Louise Why are you making the most intimate relationship in your life with someone who swears at you all the time? Sad

You're basically making your life far less comfortable and happy than it could be.

CredulousThickos · 12/10/2017 09:49

He’s spent the money. There’s no way he could have paid for something that hasn’t actually been ordered yet. If they haven’t yet measured up then they can’t place the order. He is lying to you.

Phone the shop.

Appuskidu · 12/10/2017 09:50

I suspect the money has been spent, too. Does he contribute to the house in ways other than money-laundry, housework, cooking, shopping etc or is he just living in your grandad's house with you paying the bills?

guilty100 · 12/10/2017 09:50

Jesus, I'd always ask when they could fit. It's completely normal to do so. You won't necessarily get a time to the minute, but a vague idea is useful.

Your DP sounds inexperienced, clueless, and unwilling to be told. That's a pretty deadly combination.

SomewhatIdiosyncratic · 12/10/2017 09:51

So why are you together? What positives does he contribute?

I can sometimes forget to ask an obvious question, but I'm not nasty about it and will check it out. You didn't finish the conversation with glory, but he set the tone first.

I agree with PPs that something sounds dodgy about the timeline and money. Money will not have changed hands at the measuring up stage, and then usually the deposit and settling the difference on installation.

LTB because of one conversation is overzealous, but if this is symptomatic of his general attitude within the relationship, then why waste your energy and money on him?

Travis1 · 12/10/2017 09:51

Honestly what are his good points?

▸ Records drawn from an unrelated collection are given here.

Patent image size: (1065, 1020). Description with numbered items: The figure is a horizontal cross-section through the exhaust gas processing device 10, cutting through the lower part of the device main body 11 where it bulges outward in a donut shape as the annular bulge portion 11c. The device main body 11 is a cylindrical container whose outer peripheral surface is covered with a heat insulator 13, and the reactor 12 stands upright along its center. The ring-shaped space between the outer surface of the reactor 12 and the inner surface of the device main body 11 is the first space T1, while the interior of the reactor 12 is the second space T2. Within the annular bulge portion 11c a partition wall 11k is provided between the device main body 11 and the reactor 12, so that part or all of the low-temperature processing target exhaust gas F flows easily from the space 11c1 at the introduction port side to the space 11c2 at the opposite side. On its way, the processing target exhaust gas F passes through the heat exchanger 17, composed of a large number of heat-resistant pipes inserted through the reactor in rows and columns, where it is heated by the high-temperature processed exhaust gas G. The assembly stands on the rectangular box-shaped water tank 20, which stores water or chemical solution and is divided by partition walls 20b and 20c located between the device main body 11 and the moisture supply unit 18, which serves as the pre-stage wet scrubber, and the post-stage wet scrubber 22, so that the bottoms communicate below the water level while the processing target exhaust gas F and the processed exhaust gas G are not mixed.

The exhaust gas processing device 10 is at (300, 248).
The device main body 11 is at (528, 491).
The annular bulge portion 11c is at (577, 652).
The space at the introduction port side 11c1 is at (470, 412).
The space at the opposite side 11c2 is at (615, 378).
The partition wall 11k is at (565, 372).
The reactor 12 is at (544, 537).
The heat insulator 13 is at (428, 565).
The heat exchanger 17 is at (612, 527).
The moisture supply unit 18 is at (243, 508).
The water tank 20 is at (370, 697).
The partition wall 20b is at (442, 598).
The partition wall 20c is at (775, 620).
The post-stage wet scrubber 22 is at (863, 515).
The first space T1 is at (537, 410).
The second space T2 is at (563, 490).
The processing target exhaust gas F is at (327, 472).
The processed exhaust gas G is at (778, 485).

My DH can be a bit laid back but even he would be asking those questions. Have you been together long? I think I'd be suggesting he leaves. This isn't just about carpet.

LewisThere · 12/10/2017 09:51

Having someone coming to measure again isn't unusual. I have done that in the past.
But te refusal to actually ask when they would be able to fit it? That's a very normal question to ask and HBVU.

Also, I have always paid a deposit for having a variety fitted, never the full amount. The rest is always paid AFTER the fitting.

But the most important thing is the total lack of respect he has for you. He was very dismissive of you, clearly tries to placate you.
Seeing that there are other stuff going on with the way he is with you, are you sure there is t a need to review the state if your relationhsip and check it's worth for you to Stay?

LewisThere · 12/10/2017 09:53

Btw you shouldn't wish that yOU hadn't said anything or that you would have done it yourself by going to xxx.
That's not how good relationhsip work.
That's what happens in relationhsip that are in someways abusive or at least not working well at all and one partner is taking the piss.

NotJustThreeSmallWords · 12/10/2017 09:54

The whole relationship sounds awful.
If he's been out of work for 7 months then it's unlikely he would get approval for a mortgage so is the mortgage just in your name OP? If it is, count yourself lucky and get rid of him. This is not a healthy way to live.

YellowFlower201 · 12/10/2017 09:54

The carpet fitter coming to measure up is normal. Our's came measured up and then gave us a quote and we were booked in.

Your communication isn't great. There seems to be a lot of resentment between you. Can you sit down and talk about this when you aren't in a rush?

Louiseop · 12/10/2017 09:57

There is zero point in talking because he just raises his voice and speaks over me.
Every issue.
That's his answer to speak louder and make me feel like I'm wrong.
Not sure if I'm honest why we still together...maybe too old to meet someone else now.